Magnetic-field-controlled reconfigurable semiconductor logic
Sungjung Joo, Taeuyueb Kim, SangHoon Shin, Ju Young Lim, Jinki Hong*, Jing Dong Song*, Joonyeon Chang, Hyun-Woo Lee, Kungwon Rhie, Suk Hee Han, Kyung-Ho Shin, Mark Johnson
Logic devices based on magnetism show promise for increasing computational efficiency while decreasing consumed power. They offer zero quiescent power and yet combine novel functions such as programmable logic operation and non-volatile built-in memory. However, practical efforts to adapt a magnetic device to logic suffer from a low signal-to-noise ratio and other performance attributes that are not adequate for logic gates.
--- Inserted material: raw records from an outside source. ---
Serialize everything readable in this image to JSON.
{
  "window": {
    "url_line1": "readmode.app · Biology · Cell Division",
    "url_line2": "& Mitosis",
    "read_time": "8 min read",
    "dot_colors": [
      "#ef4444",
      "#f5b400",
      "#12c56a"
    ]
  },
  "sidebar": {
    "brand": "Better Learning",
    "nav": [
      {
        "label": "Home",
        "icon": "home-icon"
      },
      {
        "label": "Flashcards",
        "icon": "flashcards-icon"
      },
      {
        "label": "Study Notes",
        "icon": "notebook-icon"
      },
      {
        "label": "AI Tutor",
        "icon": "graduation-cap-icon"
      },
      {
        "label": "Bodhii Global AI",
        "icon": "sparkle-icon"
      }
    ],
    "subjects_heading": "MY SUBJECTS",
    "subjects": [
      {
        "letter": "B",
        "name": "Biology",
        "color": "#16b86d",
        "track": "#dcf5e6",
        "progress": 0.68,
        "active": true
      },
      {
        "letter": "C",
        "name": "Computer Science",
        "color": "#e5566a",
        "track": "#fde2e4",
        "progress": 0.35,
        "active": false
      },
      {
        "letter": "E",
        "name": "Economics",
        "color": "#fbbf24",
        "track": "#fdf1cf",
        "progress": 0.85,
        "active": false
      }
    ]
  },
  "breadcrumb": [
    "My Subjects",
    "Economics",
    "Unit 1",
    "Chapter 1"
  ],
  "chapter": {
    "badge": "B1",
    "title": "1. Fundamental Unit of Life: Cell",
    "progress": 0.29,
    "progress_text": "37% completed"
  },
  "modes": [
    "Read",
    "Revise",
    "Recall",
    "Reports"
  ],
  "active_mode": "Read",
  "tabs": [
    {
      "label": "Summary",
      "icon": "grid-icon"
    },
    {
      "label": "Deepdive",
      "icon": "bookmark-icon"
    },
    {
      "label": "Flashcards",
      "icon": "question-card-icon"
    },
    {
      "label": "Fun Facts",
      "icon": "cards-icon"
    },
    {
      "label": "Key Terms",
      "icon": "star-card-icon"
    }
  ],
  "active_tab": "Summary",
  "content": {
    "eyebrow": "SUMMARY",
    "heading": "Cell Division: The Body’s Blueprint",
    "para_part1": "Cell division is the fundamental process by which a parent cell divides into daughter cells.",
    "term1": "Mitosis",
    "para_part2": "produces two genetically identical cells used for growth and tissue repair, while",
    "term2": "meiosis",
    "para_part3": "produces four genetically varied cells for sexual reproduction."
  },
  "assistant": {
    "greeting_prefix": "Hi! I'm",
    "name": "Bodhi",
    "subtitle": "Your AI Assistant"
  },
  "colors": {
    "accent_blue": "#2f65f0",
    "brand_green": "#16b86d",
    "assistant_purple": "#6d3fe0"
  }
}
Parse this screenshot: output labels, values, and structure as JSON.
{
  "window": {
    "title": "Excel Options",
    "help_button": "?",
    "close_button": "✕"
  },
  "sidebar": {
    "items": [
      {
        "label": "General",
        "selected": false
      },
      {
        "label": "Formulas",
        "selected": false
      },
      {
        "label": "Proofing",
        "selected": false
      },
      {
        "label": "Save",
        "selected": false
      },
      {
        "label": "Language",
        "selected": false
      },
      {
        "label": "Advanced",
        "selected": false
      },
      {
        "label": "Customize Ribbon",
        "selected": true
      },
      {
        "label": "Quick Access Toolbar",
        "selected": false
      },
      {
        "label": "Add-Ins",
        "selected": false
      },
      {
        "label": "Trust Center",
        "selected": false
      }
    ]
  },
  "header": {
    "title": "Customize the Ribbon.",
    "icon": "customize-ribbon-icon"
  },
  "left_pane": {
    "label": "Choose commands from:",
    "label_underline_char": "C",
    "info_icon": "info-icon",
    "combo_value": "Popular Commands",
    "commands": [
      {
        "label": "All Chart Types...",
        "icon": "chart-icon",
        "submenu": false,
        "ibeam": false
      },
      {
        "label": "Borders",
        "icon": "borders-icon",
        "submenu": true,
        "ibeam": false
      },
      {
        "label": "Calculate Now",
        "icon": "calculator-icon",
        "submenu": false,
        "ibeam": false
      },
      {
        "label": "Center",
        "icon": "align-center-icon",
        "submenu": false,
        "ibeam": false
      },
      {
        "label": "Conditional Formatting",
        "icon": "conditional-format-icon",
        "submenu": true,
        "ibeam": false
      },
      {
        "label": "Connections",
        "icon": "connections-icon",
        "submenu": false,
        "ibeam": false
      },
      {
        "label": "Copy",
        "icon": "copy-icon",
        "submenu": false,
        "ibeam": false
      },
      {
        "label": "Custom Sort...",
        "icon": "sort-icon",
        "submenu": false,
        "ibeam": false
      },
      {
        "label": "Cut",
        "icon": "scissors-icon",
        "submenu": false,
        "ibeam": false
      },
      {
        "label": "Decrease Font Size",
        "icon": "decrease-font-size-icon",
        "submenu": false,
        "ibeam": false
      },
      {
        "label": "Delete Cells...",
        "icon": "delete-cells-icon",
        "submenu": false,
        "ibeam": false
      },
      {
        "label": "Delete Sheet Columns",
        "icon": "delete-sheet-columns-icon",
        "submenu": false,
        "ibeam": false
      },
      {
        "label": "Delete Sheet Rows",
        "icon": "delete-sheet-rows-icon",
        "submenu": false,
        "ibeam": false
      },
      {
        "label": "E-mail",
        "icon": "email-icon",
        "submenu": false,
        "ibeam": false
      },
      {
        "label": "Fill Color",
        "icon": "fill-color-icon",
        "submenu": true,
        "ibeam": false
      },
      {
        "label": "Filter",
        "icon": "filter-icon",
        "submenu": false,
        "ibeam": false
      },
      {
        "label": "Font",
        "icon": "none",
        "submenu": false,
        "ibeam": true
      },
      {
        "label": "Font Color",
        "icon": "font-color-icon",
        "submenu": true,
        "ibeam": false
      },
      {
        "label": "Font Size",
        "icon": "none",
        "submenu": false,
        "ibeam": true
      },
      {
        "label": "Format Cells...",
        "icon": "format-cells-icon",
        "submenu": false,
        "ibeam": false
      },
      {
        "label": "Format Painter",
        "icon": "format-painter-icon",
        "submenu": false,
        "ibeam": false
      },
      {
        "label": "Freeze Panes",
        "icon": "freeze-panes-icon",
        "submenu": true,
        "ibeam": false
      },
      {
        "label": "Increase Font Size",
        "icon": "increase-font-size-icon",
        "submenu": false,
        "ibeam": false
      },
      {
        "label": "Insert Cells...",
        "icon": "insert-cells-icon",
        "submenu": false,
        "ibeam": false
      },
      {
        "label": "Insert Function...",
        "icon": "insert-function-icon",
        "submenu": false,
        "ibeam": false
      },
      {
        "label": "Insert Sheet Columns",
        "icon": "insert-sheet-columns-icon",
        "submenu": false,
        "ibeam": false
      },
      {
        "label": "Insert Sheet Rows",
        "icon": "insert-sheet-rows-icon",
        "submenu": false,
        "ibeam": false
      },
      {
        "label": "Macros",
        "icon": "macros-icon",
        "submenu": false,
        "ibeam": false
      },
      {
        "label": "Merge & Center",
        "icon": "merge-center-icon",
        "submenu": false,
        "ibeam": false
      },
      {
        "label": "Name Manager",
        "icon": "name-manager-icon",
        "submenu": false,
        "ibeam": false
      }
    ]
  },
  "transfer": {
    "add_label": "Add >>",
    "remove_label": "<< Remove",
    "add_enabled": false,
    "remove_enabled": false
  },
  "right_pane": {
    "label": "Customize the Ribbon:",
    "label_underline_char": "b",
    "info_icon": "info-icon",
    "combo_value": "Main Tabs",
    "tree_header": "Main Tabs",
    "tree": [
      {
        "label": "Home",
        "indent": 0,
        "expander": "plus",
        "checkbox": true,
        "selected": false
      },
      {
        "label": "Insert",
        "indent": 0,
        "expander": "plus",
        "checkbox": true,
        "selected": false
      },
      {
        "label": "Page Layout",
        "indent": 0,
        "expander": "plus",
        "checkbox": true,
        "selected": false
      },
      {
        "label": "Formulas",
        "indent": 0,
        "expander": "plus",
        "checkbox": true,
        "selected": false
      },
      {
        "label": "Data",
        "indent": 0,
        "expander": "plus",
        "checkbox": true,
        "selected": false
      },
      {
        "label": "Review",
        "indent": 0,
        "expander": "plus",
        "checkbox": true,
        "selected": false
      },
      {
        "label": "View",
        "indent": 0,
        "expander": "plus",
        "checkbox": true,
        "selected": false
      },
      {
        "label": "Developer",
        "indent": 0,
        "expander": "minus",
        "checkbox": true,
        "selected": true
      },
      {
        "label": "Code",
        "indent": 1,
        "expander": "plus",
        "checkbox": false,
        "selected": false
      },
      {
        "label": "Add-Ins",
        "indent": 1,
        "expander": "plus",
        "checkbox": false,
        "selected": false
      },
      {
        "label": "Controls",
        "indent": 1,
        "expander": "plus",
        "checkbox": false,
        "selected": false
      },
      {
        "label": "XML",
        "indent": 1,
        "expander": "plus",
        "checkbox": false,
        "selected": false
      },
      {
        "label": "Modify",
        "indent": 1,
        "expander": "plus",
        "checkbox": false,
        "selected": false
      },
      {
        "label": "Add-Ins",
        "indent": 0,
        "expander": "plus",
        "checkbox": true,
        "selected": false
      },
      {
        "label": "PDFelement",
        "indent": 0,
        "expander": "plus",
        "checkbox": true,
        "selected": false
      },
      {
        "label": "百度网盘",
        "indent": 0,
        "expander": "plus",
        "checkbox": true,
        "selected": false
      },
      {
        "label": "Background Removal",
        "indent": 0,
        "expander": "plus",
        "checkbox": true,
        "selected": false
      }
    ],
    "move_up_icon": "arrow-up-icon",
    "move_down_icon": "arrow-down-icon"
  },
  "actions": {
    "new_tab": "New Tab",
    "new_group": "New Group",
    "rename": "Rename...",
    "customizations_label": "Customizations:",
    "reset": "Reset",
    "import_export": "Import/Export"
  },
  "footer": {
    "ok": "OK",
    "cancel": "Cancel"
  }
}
Rather than exploiting magnetoresistive effects that result from spin-dependent transport of carriers, we have approached the development of a magnetic logic device in a different way: we use the phenomenon of large magnetoresistance found in non-magnetic semiconductors in high electric fields. Here we report a device showing a strong diode characteristic that is highly sensitive to both the sign and the magnitude of an external magnetic field, offering a reversible change between two different characteristic states by the application of a magnetic field. This feature results from magnetic control of carrier generation and recombination in an InSb p–n bilayer channel. Simple circuits combining such elementary devices are fabricated and tested, and Boolean logic functions including AND, OR, NAND and NOR are performed. They are programmed dynamically by external electric or magnetic signals, demonstrating magnetic-field-controlled semiconductor reconfigurable logic at roomtemperature. This magnetic technology permits a new kind of spintronic device, characterized as a current switch rather than a voltage switch, and provides a simple and compact platform for non-volatile reconfigurable logic devices.